The original claim states Flywheel stole technology
For a while, it seemed that Peloton was ahead in the race against Flywheel. They initially filed the claim stating that the FLY Anywhere bike copied the same technology that Peloton’s popular stationary bike uses. The products are extremely similar, as they both:
- Utilize technology to track a rider’s progress
- Show a live cycling class
- Provide a competitive atmosphere by comparing performance
Peloton also claims that one of Flywheel’s investors approached their CEO as another investor to gather details about the technology Peloton used. They state that this was how Flywheel stole the information they needed to make the FLY Anywhere bike.
But Flywheel claims Peloton patented old technology
Flywheel’s new claims report that Peloton cannot bring a valid claim against them since their patents allegedly cover old ideas.
U.S. patent law does not cover the ideas that inspire technology, only the technology or invention itself.
However, the Patent Trial and Appeal Board has agreed to review the case and Flywheel’s claims.
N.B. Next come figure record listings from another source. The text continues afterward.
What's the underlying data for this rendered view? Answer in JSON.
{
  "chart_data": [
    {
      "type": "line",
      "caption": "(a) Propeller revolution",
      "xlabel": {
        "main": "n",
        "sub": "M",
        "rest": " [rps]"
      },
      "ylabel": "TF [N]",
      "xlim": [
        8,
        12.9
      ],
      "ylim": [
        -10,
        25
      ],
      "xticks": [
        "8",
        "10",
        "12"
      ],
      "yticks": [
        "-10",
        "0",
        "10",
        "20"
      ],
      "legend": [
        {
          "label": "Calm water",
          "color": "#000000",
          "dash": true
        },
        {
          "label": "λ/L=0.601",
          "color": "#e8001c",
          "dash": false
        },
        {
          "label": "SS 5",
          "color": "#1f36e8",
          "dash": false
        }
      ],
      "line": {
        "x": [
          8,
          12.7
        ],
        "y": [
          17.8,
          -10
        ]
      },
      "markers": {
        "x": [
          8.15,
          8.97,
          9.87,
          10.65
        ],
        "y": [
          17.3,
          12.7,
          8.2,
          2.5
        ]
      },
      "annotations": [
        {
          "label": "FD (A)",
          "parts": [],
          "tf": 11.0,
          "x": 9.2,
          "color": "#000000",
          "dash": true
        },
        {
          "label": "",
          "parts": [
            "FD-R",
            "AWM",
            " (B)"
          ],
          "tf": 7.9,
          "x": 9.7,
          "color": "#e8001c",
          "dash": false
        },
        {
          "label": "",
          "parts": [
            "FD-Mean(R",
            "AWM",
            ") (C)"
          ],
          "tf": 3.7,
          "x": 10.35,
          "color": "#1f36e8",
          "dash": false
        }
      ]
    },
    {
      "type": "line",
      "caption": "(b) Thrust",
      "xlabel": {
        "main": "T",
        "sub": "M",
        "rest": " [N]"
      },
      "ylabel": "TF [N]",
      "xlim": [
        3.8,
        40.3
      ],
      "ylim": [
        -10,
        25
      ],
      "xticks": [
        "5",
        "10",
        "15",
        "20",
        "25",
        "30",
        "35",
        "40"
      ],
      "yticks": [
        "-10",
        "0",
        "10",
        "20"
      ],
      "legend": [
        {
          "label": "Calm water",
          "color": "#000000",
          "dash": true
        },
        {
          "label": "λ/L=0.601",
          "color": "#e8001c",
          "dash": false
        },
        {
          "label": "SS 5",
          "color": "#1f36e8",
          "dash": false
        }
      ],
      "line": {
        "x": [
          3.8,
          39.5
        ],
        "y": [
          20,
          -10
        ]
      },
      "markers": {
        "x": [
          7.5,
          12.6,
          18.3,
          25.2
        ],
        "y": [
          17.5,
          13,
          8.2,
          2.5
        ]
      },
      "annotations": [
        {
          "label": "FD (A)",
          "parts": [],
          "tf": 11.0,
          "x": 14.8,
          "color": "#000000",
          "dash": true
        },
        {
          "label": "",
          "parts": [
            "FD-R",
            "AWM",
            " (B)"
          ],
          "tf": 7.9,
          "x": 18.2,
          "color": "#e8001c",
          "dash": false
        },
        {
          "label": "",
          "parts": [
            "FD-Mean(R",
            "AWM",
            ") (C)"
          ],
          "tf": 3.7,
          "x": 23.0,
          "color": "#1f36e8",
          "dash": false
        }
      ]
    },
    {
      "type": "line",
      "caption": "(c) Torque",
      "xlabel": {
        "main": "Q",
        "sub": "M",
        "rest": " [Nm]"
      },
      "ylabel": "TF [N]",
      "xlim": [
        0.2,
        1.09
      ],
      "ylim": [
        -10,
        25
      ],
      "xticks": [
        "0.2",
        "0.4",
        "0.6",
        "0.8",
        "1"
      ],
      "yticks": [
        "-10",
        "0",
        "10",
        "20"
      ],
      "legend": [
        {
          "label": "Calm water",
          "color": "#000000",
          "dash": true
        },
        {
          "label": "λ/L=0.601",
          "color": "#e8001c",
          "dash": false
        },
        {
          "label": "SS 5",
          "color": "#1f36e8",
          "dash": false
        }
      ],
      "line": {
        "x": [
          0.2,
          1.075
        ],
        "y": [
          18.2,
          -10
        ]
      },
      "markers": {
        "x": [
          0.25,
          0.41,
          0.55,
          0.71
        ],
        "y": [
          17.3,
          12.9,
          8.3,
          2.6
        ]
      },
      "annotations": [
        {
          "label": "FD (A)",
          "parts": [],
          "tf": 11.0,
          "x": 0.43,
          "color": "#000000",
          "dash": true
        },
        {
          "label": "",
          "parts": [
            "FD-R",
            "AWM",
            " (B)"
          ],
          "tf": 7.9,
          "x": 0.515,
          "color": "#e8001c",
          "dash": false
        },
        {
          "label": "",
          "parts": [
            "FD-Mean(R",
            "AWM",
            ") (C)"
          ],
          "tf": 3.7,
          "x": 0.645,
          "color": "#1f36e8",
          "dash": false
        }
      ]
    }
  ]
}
If the board can determine that technology—and not simply ideas—similar to Peloton’s technology patents existed beforehand, then Peloton could be in danger of losing ground.
This is not Peloton’s first obstacle in the intellectual property world
Only a few months ago in March, Peloton faced a lawsuit for using popular music in their cycling videos which they did not have licenses to use. Some of the classes depended on music, but the company removed any classes using pop songs they did not have a license for.
Although the issue of copyright and licenses of songs does not influence the company’s technology patents, it does demonstrate that Peloton has a track record of intellectual property issues. If they did not obtain the proper licenses to use music, could it be possible that they did not obtain proper patents as well?
There is no way of telling how the lawsuit involving Flywheel will result yet. However, it is critical to note that this case—just as any intellectual property case—involves a significant amount of risk for both companies, regardless of the final ruling.